I keep having to add updates to this post, because I keep remembering lines and scenes that I’d like to hold and hug like a tangible thing. Almost every scene seems to simply make this movie. Joe Junior is fat and also owns clothes that are too small to fit (Lucy totally judges him. Why? All her stuff is too big to fit.) and has an unsophisticated mind and voice (playing to type much?), but even he stops being so commonplace, and it comes out of the blue I could move in here he says huskily, I bet you Papa’d knock 50 bucks of the rent most pathetically (sub-text: If I paid you, would you live with me? For a price would you love me?). Ahh, I’m butter in the hands of a skillful actor. Or maybe I just really like an Aristotlian catharsis.
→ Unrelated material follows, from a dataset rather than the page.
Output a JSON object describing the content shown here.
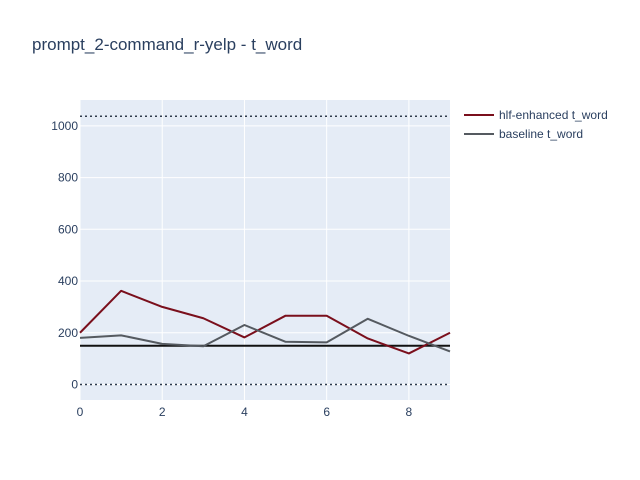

Okay, really finally, Peter out of his coma is hilarious. I never noticed that he was getting married in a blazer draped over his hospital pajamas. Or that he involuntarily uses Lucy’s full name to propose to her, presumably because he remembers it from when she was talking to him when he was unconscious which is a great nod back to the beginning of the movie. The entire proposal is a masterpiece of comedy through the high tone of Peter’s proposal and his fuzzy grasp of what is actually going on. We notice immediately that it’s really more about Peter than it is about Lucy. He’s still so self-centered he doesn’t notice that even when he thinks he’s proposing to someone else he’s still just thinking about himself. But she can’t be swept away by the shallow romance (a high-cultural reference like”La Rue du Faubourg, Saint Honore” doesn’t mean anything to Lucy personally, and proposals should at the very least be relevant to the person proposed to). Humour is in the reception of the proposal by the suggestible people in the room -Peter’s ward mate helps him along with explaining the proposal to Lucy and the duty-nurse faints because she can’t take the drama anymore.
Peter: You know what? Facing death makes a man evaluate his life. And l´ve been thinkin´ about mine, and l haven´t liked what l´ve seen. l´ve seen a man who has courtside tickets to the Bulls, a, a lucrative investment portfolio, an apartment on La Rue du Faubourg, Saint Honore. Lucy: Where?
Ward Mate: Paris. Peter: But l´ve also seen a man who has no one to trust. No one to want to have a son with. You were there when l needed someone the most. You gave me a second chance at life. Took a coma to wake me up. My family loves ya. l might as well love you. Lucy Eleanor Moderatz, will you marry me?